Parfois, on feuillette très vite une de ces revues illustrées qui abondent, en se gardant bien d’ingurgiter le texte ; les événements ainsi prennent corps sous une forme parlante et entrent dans le cervelet par l’image… Cela va plus vite et dispense les méninges de tout travail superflu… Grâce à ces moyens rapides et exacts, la jeunesse d’aujourd’hui est effroyablement informée, documentée et précise. Elle s’assimile tout à fleur de peau, et rien n’égale l’assurance de ses affirmations, si ce n’est leur légèreté.

Les jeunes filles d’à présent ont tout vu (du moins en photographie) ; elles savent tout, parlent de tout. ! Rien ne les émeut ni ne les étonne…, si ce n’est un brin de rêve, une minute de réflexion… Ayant attrapé, entre deux gravures, quelques bribes d’idées générales, elles les resservent avec un aplomb imperturbable. Elles ont, d’ailleurs, un bagou stupéfiant, souvent de l’esprit, toujours l’argot à la bouche, point de timidité, à peine le sentiment des distances, et une pauvreté de pensée personnelle, d’originalité vraie qui, parfois, me confond.

Elles se ressemblent toutes. Et je me l’explique assez bien, cousine ; alors que notre curiosité était purement imaginative, et trouvait son aliment en nous, alors que les tableaux, les descriptions, nos héros mêmes, se précisaient dans nos songes à force de réflexions intérieures, celle des jeunes filles modernes est toute visuelle. L’œil est frappé d’abord, le cerveau ensuite. Elles veulent voir et, ayant vu, leurs sens sont pleinement satisfaits.

Elles entrent en tourbillon dans nos chefs-d’œuvre, dans notre littérature, — copieusement illustrée, — à la manière de ces Anglaises qui enjambent les salles de notre Musée du Louvre et croient le connaître.
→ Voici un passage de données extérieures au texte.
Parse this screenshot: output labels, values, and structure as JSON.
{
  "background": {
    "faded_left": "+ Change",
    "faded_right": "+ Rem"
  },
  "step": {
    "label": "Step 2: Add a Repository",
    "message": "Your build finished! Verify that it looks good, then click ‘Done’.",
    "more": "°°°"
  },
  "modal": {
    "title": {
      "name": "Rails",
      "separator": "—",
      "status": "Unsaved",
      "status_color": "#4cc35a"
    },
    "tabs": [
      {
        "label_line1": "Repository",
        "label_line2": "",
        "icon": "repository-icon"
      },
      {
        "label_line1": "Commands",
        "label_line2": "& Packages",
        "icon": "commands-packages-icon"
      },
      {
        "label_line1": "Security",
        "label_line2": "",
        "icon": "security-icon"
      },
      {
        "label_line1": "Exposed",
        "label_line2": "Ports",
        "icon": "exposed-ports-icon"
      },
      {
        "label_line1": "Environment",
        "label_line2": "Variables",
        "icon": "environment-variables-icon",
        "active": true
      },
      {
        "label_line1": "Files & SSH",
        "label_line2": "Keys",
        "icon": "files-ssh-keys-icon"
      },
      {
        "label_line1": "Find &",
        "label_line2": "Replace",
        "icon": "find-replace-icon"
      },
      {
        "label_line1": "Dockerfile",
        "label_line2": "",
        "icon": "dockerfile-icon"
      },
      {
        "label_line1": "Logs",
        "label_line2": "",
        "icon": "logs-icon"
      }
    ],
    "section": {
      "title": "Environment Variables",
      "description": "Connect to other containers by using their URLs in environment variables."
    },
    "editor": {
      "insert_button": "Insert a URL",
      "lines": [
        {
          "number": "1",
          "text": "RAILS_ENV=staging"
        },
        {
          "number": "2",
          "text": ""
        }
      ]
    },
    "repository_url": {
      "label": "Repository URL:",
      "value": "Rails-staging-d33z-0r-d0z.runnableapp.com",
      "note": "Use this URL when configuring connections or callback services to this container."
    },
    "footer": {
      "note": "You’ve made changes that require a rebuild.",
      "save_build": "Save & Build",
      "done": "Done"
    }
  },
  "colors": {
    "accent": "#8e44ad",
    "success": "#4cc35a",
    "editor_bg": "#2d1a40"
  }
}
Leur esprit discerne le net contour des choses et les aperçoit sous leur forme véridique, puis passe en grande célérité à un autre genre d’exercice, c’est-à-dire à un nouveau bouquin, à une autre revue, car le temps presse, la partie de tennis attend. Rarement, elles pénètrent la pensée d’un auteur… Elles ne songent point à livre fermé et ne prolongent point leur plaisir par la réflexion. Elles se contentent de saisir au vol l’opinion du grand critique en cours, afin d’en tenir une toute prête, le cas échéant.

Elles sont, à la fois, positives et superficielles, sectaires et creuses…, et il n’est guère qu’en province, cousine, qu’on sache encore lire, et apprécier pleinement et fidèlement ses vieux amis, les livres.

Cela est si vrai, cousine, que, dans cet immense hôtel, d’où je vous écris, j’ai remarqué des fillettes de quinze ans, des jeunes hommes de dix-huit ans, Français des deux sexes, qui jouaient des heures au bridge, en tournant le dos au spectacle merveilleux de la montagne : je n’en ai pas vu un seul tenant le moindre volume entre ses mains.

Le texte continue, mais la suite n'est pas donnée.